I wish I lived closer. I would take this boy in a heartbeat. He is so precious!


----------



## edelweiss (Apr 23, 2010)

:amen:


lynda said:


> I could never judge anyone who has to give up a fluff as long as they do it humanely. Anything can happen to any of us at any time. I pray to God that I will never have to make such a horrific decision.


:goodpost::amen:


----------



## Furbabies mom (Jul 25, 2011)

I'd take him too, but I'm clear in Ohio. He is a sweetie!


----------



## BellaEnzo (Nov 1, 2011)

He is sooo cute! Why would someone do that? I'm sure he will find a home quick, o could resist that face?


----------



## Cosy (Feb 9, 2006)

I agree with Erin. The police station could have taken some measures to get him out of the elements. Shame on them. I'm betting the owner left him there thinking they would help him. I'm so glad he's safe now and will soon have a good home.


----------



## Lacie's Mom (Oct 11, 2006)

Cosy said:


> I agree with Erin. The police station could have taken some measures to get him out of the elements. Shame on them. I'm betting the owner left him there thinking they would help him. I'm so glad he's safe now and will soon have a good home.
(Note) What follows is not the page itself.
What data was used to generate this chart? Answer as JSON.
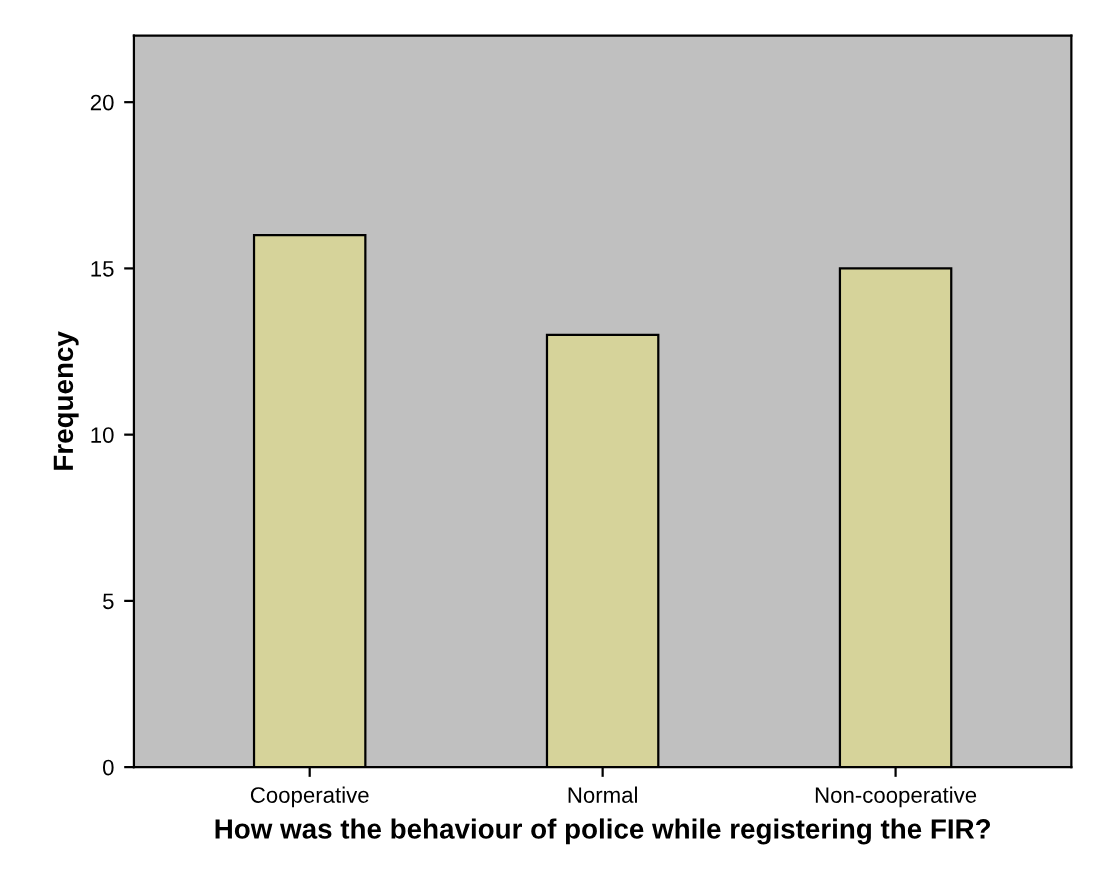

I agree that was probably the thought. He's adorable and young -- so hopefully he'll find his furever home very soon.


----------



## Snowball Pie's Mommi (Oct 16, 2008)

Hunter's Mom said:


> I place more judgment on the police station for saying they couldn't take him in for the night - he could have securely been held in lock-up. At least the previous owner took him to the station and didn't just dump him outside somewhere.





Lacie's Mom said:


> I agree that was probably the thought. He's adorable and young -- so hopefully he'll find his furever home very soon.





Cosy said:


> I agree with Erin. The police station could have taken some measures to get him out of the elements. Shame on them. I'm betting the owner left him there thinking they would help him. I'm so glad he's safe now and will soon have a good home.


I'm in agreement with Erin, Brit, and Lynn. 
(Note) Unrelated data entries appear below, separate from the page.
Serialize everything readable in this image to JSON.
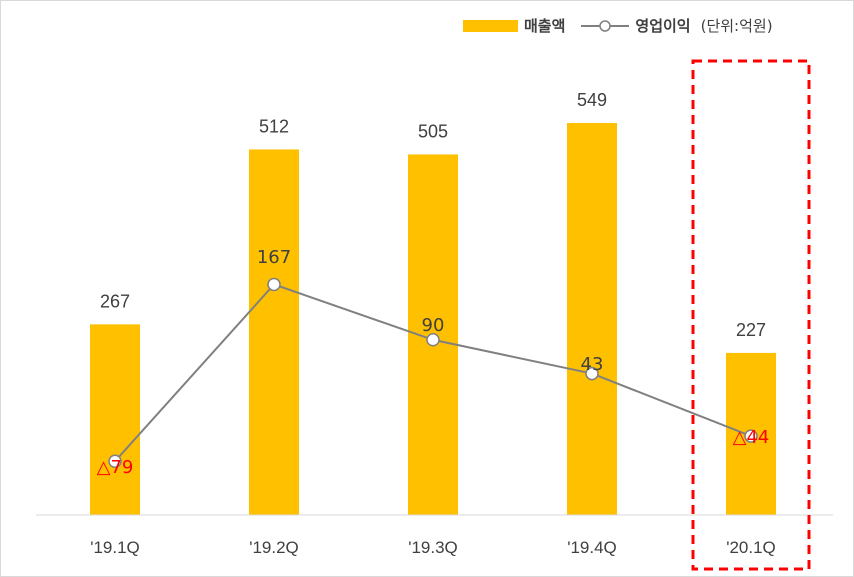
{
  "chart_data": {
    "type": "bar",
    "categories": [
      "'19.1Q",
      "'19.2Q",
      "'19.3Q",
      "'19.4Q",
      "'20.1Q"
    ],
    "series": [
      {
        "name": "매출액",
        "kind": "bar",
        "color": "#FFC000",
        "values": [
          267,
          512,
          505,
          549,
          227
        ],
        "labels": [
          "267",
          "512",
          "505",
          "549",
          "227"
        ]
      },
      {
        "name": "영업이익",
        "kind": "line",
        "color": "#808080",
        "values": [
          -79,
          167,
          90,
          43,
          -44
        ],
        "labels": [
          "△79",
          "167",
          "90",
          "43",
          "△44"
        ]
      }
    ],
    "unit_label": "(단위:억원)",
    "negative_label_color": "#FF0000",
    "label_color": "#404040",
    "highlight": {
      "category": "'20.1Q",
      "style": "red dashed box"
    },
    "ylim_bar": [
      0,
      600
    ],
    "ylim_line": [
      -100,
      300
    ],
    "grid": false,
    "legend_position": "top-right"
  }
}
And, this little guy is so adorable that I am sure he will be blessed with a happy forever home soon.


----------



## BeautyBoy (Oct 11, 2011)

Oh he has the most gorgeous face. He won't have a problem being re-homed I'm sure. What makes people do this to their animals? Why tie it outside? He could of been attacked by another dog. Like they say in Yorkshire ' There is nowt as queer as folk' He has the most precious name. x x


----------



## Johita (Jul 10, 2009)

Poor baby. I'm sure he will find a place soon - he's sooooo cute!


----------